However, the many-instants interpretation puts an intriguingly different slant on causality, suggesting that it operates in nothing like the way we normally believe it to. In both classical physics and Everett’s original scheme, what happens now is the consequence of the past. But with many instants, each Now ‘competes’ with all other Nows in a timeless beauty contest to win the highest probability. The ability of each Now to ‘resonate’ with the other Nows is what counts. Its chance to exist is determined by what it is in itself. The structure of things is the determining power in a timeless world.
The same applies to us, for our conscious instants are embedded in the Nows. The probability of us experiencing ourselves doing something is just the sum of the probabilities for all the different Nows in which that experience is embedded. Everything we experience is brought into existence by being what it is. Our very nature determines whether we shall or shall not be. I find that consoling. We are because of what we are. Our existence is determined by the way we relate to (or resonate with) everything else that can be. Although Darwinism is a marvellous theory, and I greatly admire and respect Richard Dawkins’s writings, one day the theory of evolution will be subsumed in a greater scheme, just as Newtonian mechanics was subsumed in relativity without in any way ceasing to be great and valid science. For this reason, and for the remarks just made, I do not think that we are robots or that anything happens by chance. That view arises because we do not have a large enough perspective on things. We are the answers to the question of what can be maximally sensitive to the totality of what is possible. That is quite Darwinian. Species, ultimately genes, exist only if they fit in an environment. Platonia is the ultimate environment.
In Box 3, I said that Platonia is a ‘heavenly vault’ in which the music of the spheres is played. This formulation grew out of numerous discussions with the Celtic composer, musicologist and poet John Purser (brother of the mathematician and cryptographer Michael, who made the comment about my parents with which I ended the Preface, and brought to my attention the Shakespeare quotation). With the inimitable assurance of which only he is capable, John is adamant that the only theory of the universe that ever made sense was (is) the music of the spheres. My guts tell me that he and the artists quite generally are right. But harmony rests on mathematics, of course. Rather appropriately, given my extensive use of meteorological metaphor, John and his wife Bar live in the misty Isle of Skye, where at least one of the said discussions took place while the better part of a bottle of whisky was consumed, mostly by John.
You will naturally ask why we do not hear this music of the spheres. Keats provides a first answer: ‘Heard melodies are sweet, but those unheard Are sweeter’. But Leibniz may have given the true answer. In his monadology, he teaches that the quintessential you, everything you experience in consciousness and the unconscious, is precisely this music. You are the music of the spheres heard from the particular vantage point that is you. This is taking a little liberty with the letter but certainly not the spirit of his great philosophical scheme. On the subject of liberties, I have taken fewer with Leibniz than Michael did with Shakespeare. Hal does not actually ask Falstaff (‘fat-witted with drinking of old sack’) why he should be so superfluous ‘to inquire the nature of time’ but to ‘demand the time of day’. But, were it not for the blessed Sun and its diurnal rotation (our fortunate circumstances), the one question would be as profound as the other.

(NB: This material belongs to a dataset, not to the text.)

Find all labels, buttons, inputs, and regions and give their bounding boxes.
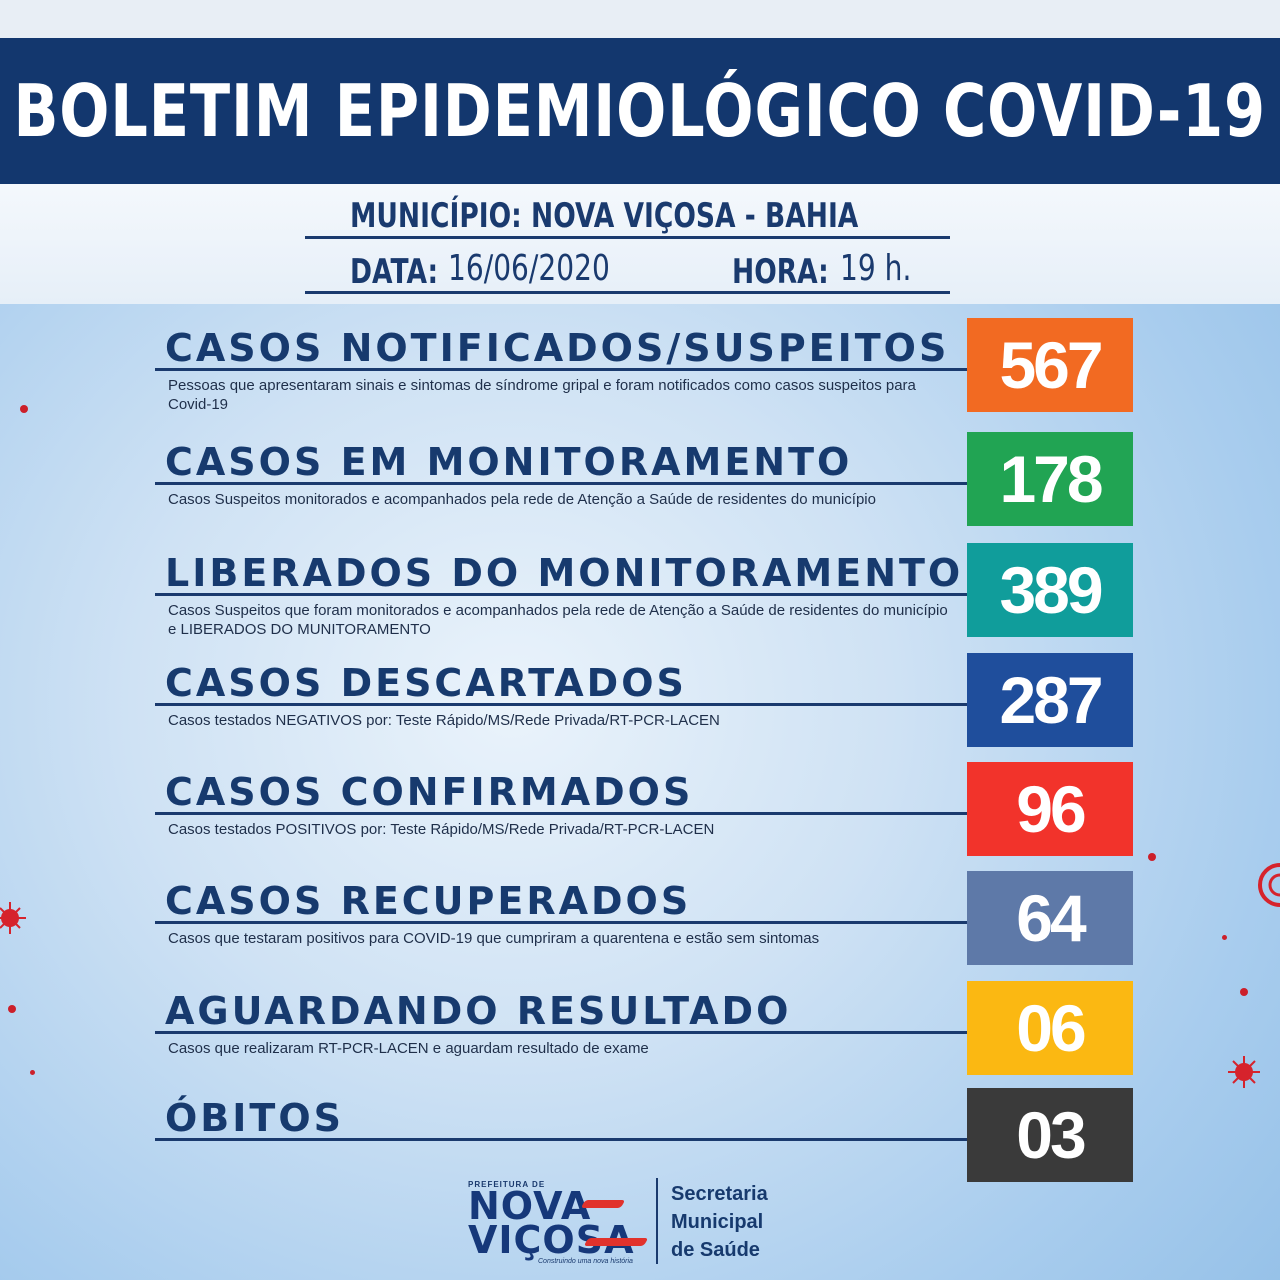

Now for something like the original
Perhaps, but it is a somewhat strange one. It seems to me that science can never do more than guess – theorize about – the structure of things and then test to see whether its conjectures are confirmed. This is an open-ended venture (with tremendous successes behind it) and always presupposes that there is some structure already out there waiting to be found. In the scheme I have advanced, much is presupposed: Platonia, its detailed structure (immensely important) and a wave function that ‘samples’ possibilities. It is the nature of theory to presuppose something, so that always leaves a potential role for a Creator. But does invoking something to explain what we cannot explain get us any further?